Les tendances à l’augmentation quantitative des réglementations frappent aussi l’industrie du capital-investissement. Mais les vertus principales du private equity ont été préservées, selon Adveq. L’investisseur doit accepter une moindre liquidité qu’en bourse, mais ces dernières années montrent que le rendement dépasse le risque encouru. Contrairement aux hedge funds. Année après année, la performance du private equity est également supérieure à celle des actions. Entre 2007 et 2011, le rendement du capital-investissement a dépassé l’indice boursier (Stoxx50) de 10,8% par an. Et durant cette phase, celui d’Adveq a été très largement supérieur au marché du capital-investissement.

La réserve des investisseurs, notamment institutionnels, est pourtant évidente.

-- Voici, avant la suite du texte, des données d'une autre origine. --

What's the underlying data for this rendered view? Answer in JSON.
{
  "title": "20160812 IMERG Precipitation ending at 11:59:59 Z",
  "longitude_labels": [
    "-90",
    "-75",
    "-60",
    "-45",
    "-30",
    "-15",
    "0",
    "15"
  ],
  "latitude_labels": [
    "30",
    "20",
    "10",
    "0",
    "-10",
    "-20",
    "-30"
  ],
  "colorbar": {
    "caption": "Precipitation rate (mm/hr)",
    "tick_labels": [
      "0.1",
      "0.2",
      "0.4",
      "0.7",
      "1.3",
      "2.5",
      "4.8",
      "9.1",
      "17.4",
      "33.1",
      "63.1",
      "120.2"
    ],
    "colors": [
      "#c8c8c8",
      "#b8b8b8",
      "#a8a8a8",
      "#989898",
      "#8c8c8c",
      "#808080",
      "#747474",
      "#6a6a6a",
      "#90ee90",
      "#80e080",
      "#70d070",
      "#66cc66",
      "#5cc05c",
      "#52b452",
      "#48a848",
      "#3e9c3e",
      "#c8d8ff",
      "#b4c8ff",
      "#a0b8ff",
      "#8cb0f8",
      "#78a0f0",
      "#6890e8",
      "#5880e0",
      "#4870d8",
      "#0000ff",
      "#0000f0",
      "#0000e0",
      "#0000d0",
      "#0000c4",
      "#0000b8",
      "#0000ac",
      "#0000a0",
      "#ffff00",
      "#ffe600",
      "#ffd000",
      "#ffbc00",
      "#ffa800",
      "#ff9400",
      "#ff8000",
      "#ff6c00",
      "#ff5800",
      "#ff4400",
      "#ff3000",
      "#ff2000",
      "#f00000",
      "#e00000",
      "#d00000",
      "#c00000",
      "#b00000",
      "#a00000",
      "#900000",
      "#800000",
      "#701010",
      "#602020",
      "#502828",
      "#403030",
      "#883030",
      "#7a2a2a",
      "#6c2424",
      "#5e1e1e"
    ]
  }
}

Les «caisses de pension sont depuis quelque temps plus ouvertes aux placements alternatifs. Selon le rapport de Swisscanto, la tendance à l’augmentation des placements alternatifs, à 5,1% à la fin 2011, est un phénomène qui date de plusieurs années. Cette catégorie inclut les hedge funds et le private equity. Ce dernier représenterait environ 1,5% du portefeuille. «Leur comportement à l’égard du private equity est passé de très réservé à réservé», selon Sven Lidén. Mais pour Adveq, la conjoncture paraît très favorable. L’afflux de fonds sera en 2012 le deuxième meilleur de l’histoire de la société (créée en 1997). Preuve qu’il est possible d’attirer des capitaux pour des énormes fonds, Blackstone a levé 16 milliards de dollars l’an dernier pour l’un de ses fonds.

Forte concurrence

Certains investisseurs sont moins réticents que d’autres. Selon le Financial Times, le Teacher Retirement System of Texas a confié 6 milliards de dollars aux fonds de KKR et Apollo.

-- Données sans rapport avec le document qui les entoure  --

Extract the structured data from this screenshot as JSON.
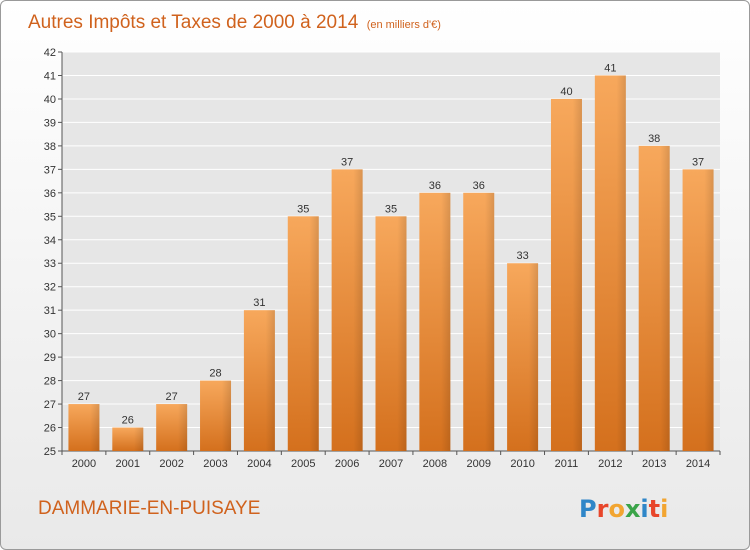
{
  "chart_data": {
    "type": "bar",
    "title": "Autres Impôts et Taxes de 2000 à 2014",
    "unit": "(en milliers d'€)",
    "categories": [
      "2000",
      "2001",
      "2002",
      "2003",
      "2004",
      "2005",
      "2006",
      "2007",
      "2008",
      "2009",
      "2010",
      "2011",
      "2012",
      "2013",
      "2014"
    ],
    "values": [
      27,
      26,
      27,
      28,
      31,
      35,
      37,
      35,
      36,
      36,
      33,
      40,
      41,
      38,
      37
    ],
    "ylim": [
      25,
      42
    ],
    "yticks": [
      25,
      26,
      27,
      28,
      29,
      30,
      31,
      32,
      33,
      34,
      35,
      36,
      37,
      38,
      39,
      40,
      41,
      42
    ],
    "grid": true,
    "bar_color": "#f0922e",
    "xlabel": "",
    "ylabel": ""
  },
  "footer": {
    "city": "DAMMARIE-EN-PUISAYE",
    "logo": "Proxiti"
  },
  "colors": {
    "title": "#d0621d",
    "bar_top": "#f6a75a",
    "bar_bottom": "#d8711c",
    "grid": "#ffffff",
    "plot_bg": "#e6e6e6"
  }
}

Actuellement, le tiers des fonds de private equity sont en train de lever de l’argent. La concurrence est donc vive dans ce métier. Tout le monde n’obtiendra pas les capitaux recherchés. Beaucoup devront sortir du marché ou fusionner, selon Sven Lidén. Le président de la direction s’attend donc à une diminution du nombre de fonds ces prochaines années. Pourtant, les fondamentaux sont favorables: le multiple des bénéfices est de seulement dix sur le marché des actions en Allemagne. Cela signifie un rendement de 10%, à comparer à quelque 2% sur les obligations souveraines allemandes et moins de 1% en Suisse. Le private equity est meilleur marché puisqu’il possède une prime d’illiquidité.